8 minute read

aproximações

Imagem (26) Detalhamento luminárias fonte:VERRI JÚNIOR 2001

06

Advertisement

aproximações

Para intervir no patrimônio moderno e respeitar a memória da cidade, elegeu-se dois exemplares que poderão dar suporte às interpretações e metodologias adotadas. São exemplares de relevância arquitetônica de projetos moderno e contemporâneo em preexistências. Serão, portando, analisados o Solar do Unhão e a Escola de Arquitetura LOCI Tournai.

Solar do Unhão, Lina Bo Bardi – Salvador, BA, 1960

“Tem por base o respeito absoluto por tudo aquilo que o monumento representa como poética dentro da interpretação moderna de continuidade histórica, procurando não embalsamar o monumento, mas integrá-lo ao máximo na vida moderna.” (BARDI, Lina Bo, 1963)

Lina Bo Bardi, de 1960 a 1964, projetou no conjunto de edificações chamado Solar do Unhão, localizados em Salvador, Bahia, constituído por casa-grande, engenho, senzalas e capela, datados do século XVI. A intervenção proposta foi realizada sob o conceito de atestar pela perenidade das construções, propondo as inserções de forma delicada com a inserção de novos elementos, e, simultaneamente, com precaução, mas com certo desprendimento, e fez com que o projeto viabilizasse o Museu de Arte Moderna da Bahia (MAM). A autora, que se referia ao trabalho como o Trapiche Unhão afirmava a importância da intervenção como conjunto e assim busca remarcar, nas suas decisões, cada um dos edifícios existentes acompanhados pelos espaços abertos. A ideia de conjunto é tão forte e imprescindível para a compreensão desse trabalho, que a arquiteta, após minuciosa análise das edificações, classificou-as por relevância, avaliou suas histórias e decidiu por eliminar o que localizou como os acréscimos desnecessários, tanto no fundo como nas laterais da igreja, tornando-a livre. Demole, também, um galpão contíguo ao mar, dando espaço a uma praça. Todas as subtrações, ou apagamentos, foram atitudes que buscaram a valorização da vista do conjunto. A “limpeza” do pátio proposta por Lina, objetivando imprimir continuidade e abertura adequadas à escala

pretendida para o conjunto foi a decisão mais significativa do projeto, ao lado da escada escultórica e poética, uma das mais lindas estruturas da história da arquitetura brasileira.

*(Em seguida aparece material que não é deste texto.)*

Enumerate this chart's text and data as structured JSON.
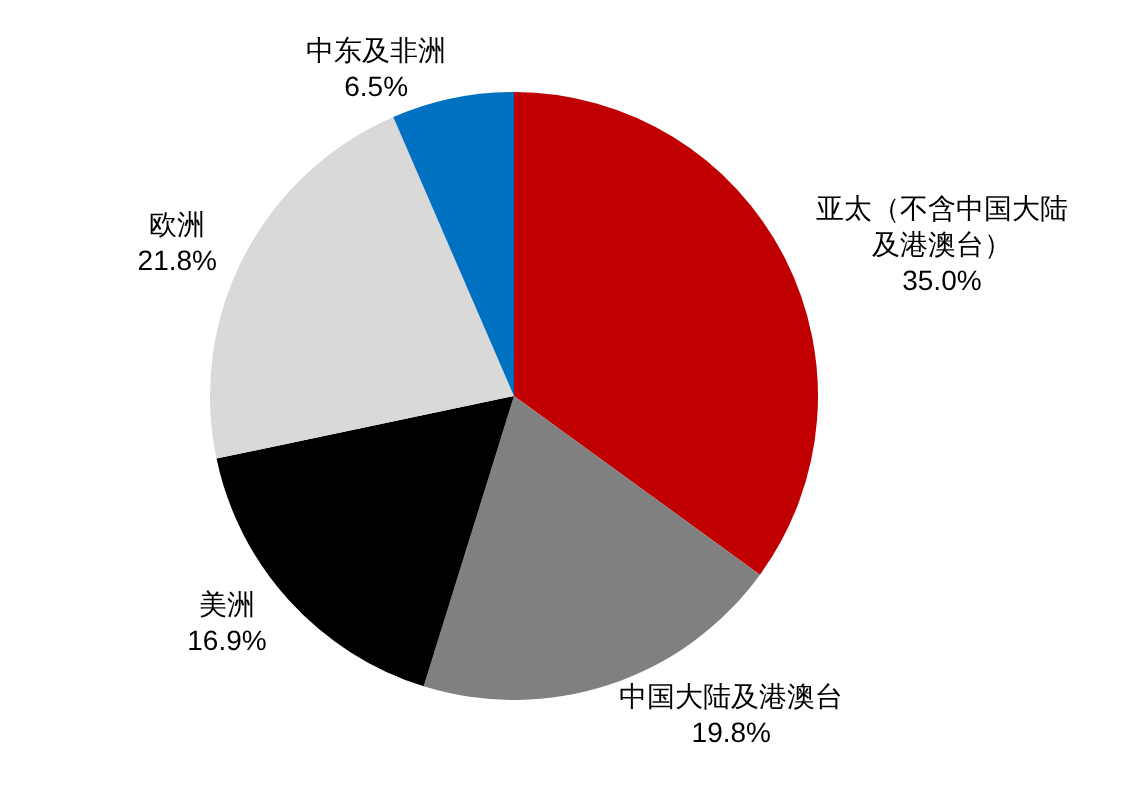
{
  "chart_data": {
    "type": "pie",
    "categories": [
      "亚太（不含中国大陆及港澳台）",
      "中国大陆及港澳台",
      "美洲",
      "欧洲",
      "中东及非洲"
    ],
    "values": [
      35.0,
      19.8,
      16.9,
      21.8,
      6.5
    ],
    "colors": [
      "#c00000",
      "#808080",
      "#000000",
      "#d9d9d9",
      "#0070c0"
    ],
    "value_labels": [
      "35.0%",
      "19.8%",
      "16.9%",
      "21.8%",
      "6.5%"
    ]
  }
}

A entrada principal do museu se localiza ao centro do volume maior à sudeste, que corresponde ao eixo transversal do edifício, marcado por dois pilares, que o divide em dois lados idênticos ocupados por quatro pilares cada. A escada se localiza no centro do lado direito ao acesso, e marca o eixo longitudinal do edifício.

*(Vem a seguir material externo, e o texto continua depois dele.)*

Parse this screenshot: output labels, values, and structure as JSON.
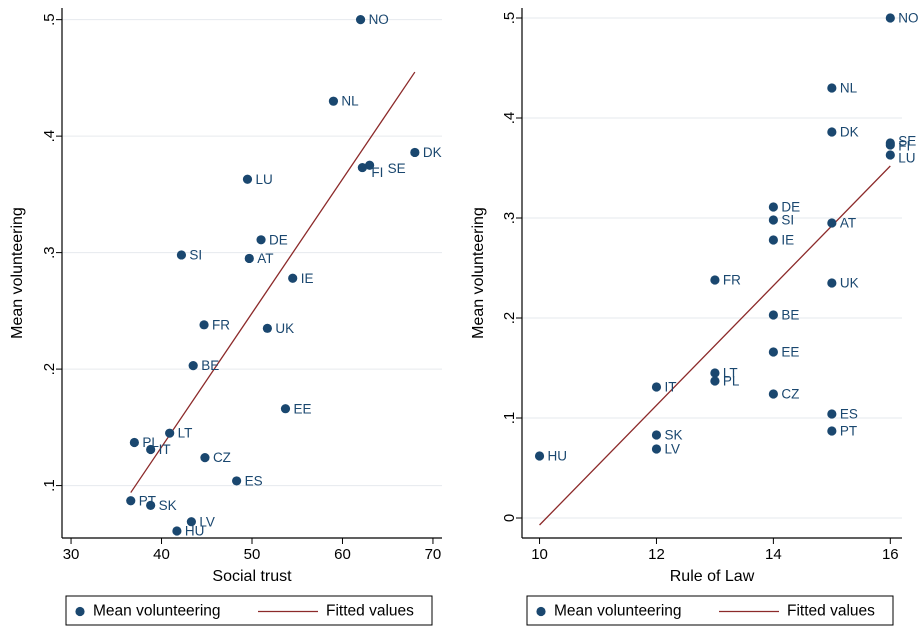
{
  "chart_data": [
    {
      "type": "scatter",
      "xlabel": "Social trust",
      "ylabel": "Mean volunteering",
      "xlim": [
        29,
        71
      ],
      "ylim": [
        0.055,
        0.51
      ],
      "xticks": [
        30,
        40,
        50,
        60,
        70
      ],
      "yticks": [
        0.1,
        0.2,
        0.3,
        0.4,
        0.5
      ],
      "ytick_labels": [
        ".1",
        ".2",
        ".3",
        ".4",
        ".5"
      ],
      "grid": true,
      "series": [
        {
          "name": "Mean volunteering",
          "marker_color": "#1a476f",
          "points": [
            {
              "label": "NO",
              "x": 62.0,
              "y": 0.5
            },
            {
              "label": "NL",
              "x": 59.0,
              "y": 0.43
            },
            {
              "label": "DK",
              "x": 68.0,
              "y": 0.386
            },
            {
              "label": "SE",
              "x": 63.0,
              "y": 0.375
            },
            {
              "label": "FI",
              "x": 62.2,
              "y": 0.373
            },
            {
              "label": "LU",
              "x": 49.5,
              "y": 0.363
            },
            {
              "label": "DE",
              "x": 51.0,
              "y": 0.311
            },
            {
              "label": "SI",
              "x": 42.2,
              "y": 0.298
            },
            {
              "label": "AT",
              "x": 49.7,
              "y": 0.295
            },
            {
              "label": "IE",
              "x": 54.5,
              "y": 0.278
            },
            {
              "label": "FR",
              "x": 44.7,
              "y": 0.238
            },
            {
              "label": "UK",
              "x": 51.7,
              "y": 0.235
            },
            {
              "label": "BE",
              "x": 43.5,
              "y": 0.203
            },
            {
              "label": "EE",
              "x": 53.7,
              "y": 0.166
            },
            {
              "label": "LT",
              "x": 40.9,
              "y": 0.145
            },
            {
              "label": "PL",
              "x": 37.0,
              "y": 0.137
            },
            {
              "label": "IT",
              "x": 38.8,
              "y": 0.131
            },
            {
              "label": "CZ",
              "x": 44.8,
              "y": 0.124
            },
            {
              "label": "ES",
              "x": 48.3,
              "y": 0.104
            },
            {
              "label": "PT",
              "x": 36.6,
              "y": 0.087
            },
            {
              "label": "SK",
              "x": 38.8,
              "y": 0.083
            },
            {
              "label": "LV",
              "x": 43.3,
              "y": 0.069
            },
            {
              "label": "HU",
              "x": 41.7,
              "y": 0.061
            }
          ]
        },
        {
          "name": "Fitted values",
          "line_color": "#8c2a2a",
          "line": [
            [
              36.6,
              0.094
            ],
            [
              68.0,
              0.455
            ]
          ]
        }
      ],
      "legend": {
        "position": "bottom",
        "entries": [
          "Mean volunteering",
          "Fitted values"
        ]
      }
    },
    {
      "type": "scatter",
      "xlabel": "Rule of Law",
      "ylabel": "Mean volunteering",
      "xlim": [
        9.7,
        16.2
      ],
      "ylim": [
        -0.02,
        0.51
      ],
      "xticks": [
        10,
        12,
        14,
        16
      ],
      "yticks": [
        0,
        0.1,
        0.2,
        0.3,
        0.4,
        0.5
      ],
      "ytick_labels": [
        "0",
        ".1",
        ".2",
        ".3",
        ".4",
        ".5"
      ],
      "grid": true,
      "series": [
        {
          "name": "Mean volunteering",
          "marker_color": "#1a476f",
          "points": [
            {
              "label": "NO",
              "x": 16,
              "y": 0.5
            },
            {
              "label": "NL",
              "x": 15,
              "y": 0.43
            },
            {
              "label": "DK",
              "x": 15,
              "y": 0.386
            },
            {
              "label": "SE",
              "x": 16,
              "y": 0.375
            },
            {
              "label": "FI",
              "x": 16,
              "y": 0.373
            },
            {
              "label": "LU",
              "x": 16,
              "y": 0.363
            },
            {
              "label": "DE",
              "x": 14,
              "y": 0.311
            },
            {
              "label": "SI",
              "x": 14,
              "y": 0.298
            },
            {
              "label": "AT",
              "x": 15,
              "y": 0.295
            },
            {
              "label": "IE",
              "x": 14,
              "y": 0.278
            },
            {
              "label": "FR",
              "x": 13,
              "y": 0.238
            },
            {
              "label": "UK",
              "x": 15,
              "y": 0.235
            },
            {
              "label": "BE",
              "x": 14,
              "y": 0.203
            },
            {
              "label": "EE",
              "x": 14,
              "y": 0.166
            },
            {
              "label": "LT",
              "x": 13,
              "y": 0.145
            },
            {
              "label": "PL",
              "x": 13,
              "y": 0.137
            },
            {
              "label": "IT",
              "x": 12,
              "y": 0.131
            },
            {
              "label": "CZ",
              "x": 14,
              "y": 0.124
            },
            {
              "label": "ES",
              "x": 15,
              "y": 0.104
            },
            {
              "label": "PT",
              "x": 15,
              "y": 0.087
            },
            {
              "label": "SK",
              "x": 12,
              "y": 0.083
            },
            {
              "label": "LV",
              "x": 12,
              "y": 0.069
            },
            {
              "label": "HU",
              "x": 10,
              "y": 0.062
            }
          ]
        },
        {
          "name": "Fitted values",
          "line_color": "#8c2a2a",
          "line": [
            [
              10,
              -0.007
            ],
            [
              16,
              0.352
            ]
          ]
        }
      ],
      "legend": {
        "position": "bottom",
        "entries": [
          "Mean volunteering",
          "Fitted values"
        ]
      }
    }
  ]
}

Ainda que tenha havido certa transformação após o projeto, a identidade do prédio foi mantida, mas recebeu o registro de uma arquitetura ancorada em seu tempo, caracterizada assim por uma arquitetura de contornos modernos. O protagonismo dos elementos utilizados é a escada instalada no interior do solar, com desenho escultórico, de formato helicoidal e planta quadrada, inserida num vão de quatro pilares existentes de madeira maciça. Há, de certa forma, a instalação de moderno elemento, detalhado pelo entendimento de como se encaixavam as madeiras dos carros de boi. Passado e presente coexistindo, erudição e cultura popular convivendo em harmonia.

Ainda sob a intervenção no conjunto, Lina, mantém os galpões industriais, que são edifícios não originários erigidos quase cem anos mais tarde e contíguos ao solar, que fazem com que a permanência deles possibilitasse uma narrativa do tempo. As decisões projetuais adotadas são extraídas do aprofundamento do entendimento das próprias edificações, sob caráter histórico, técnico e arquitetônico.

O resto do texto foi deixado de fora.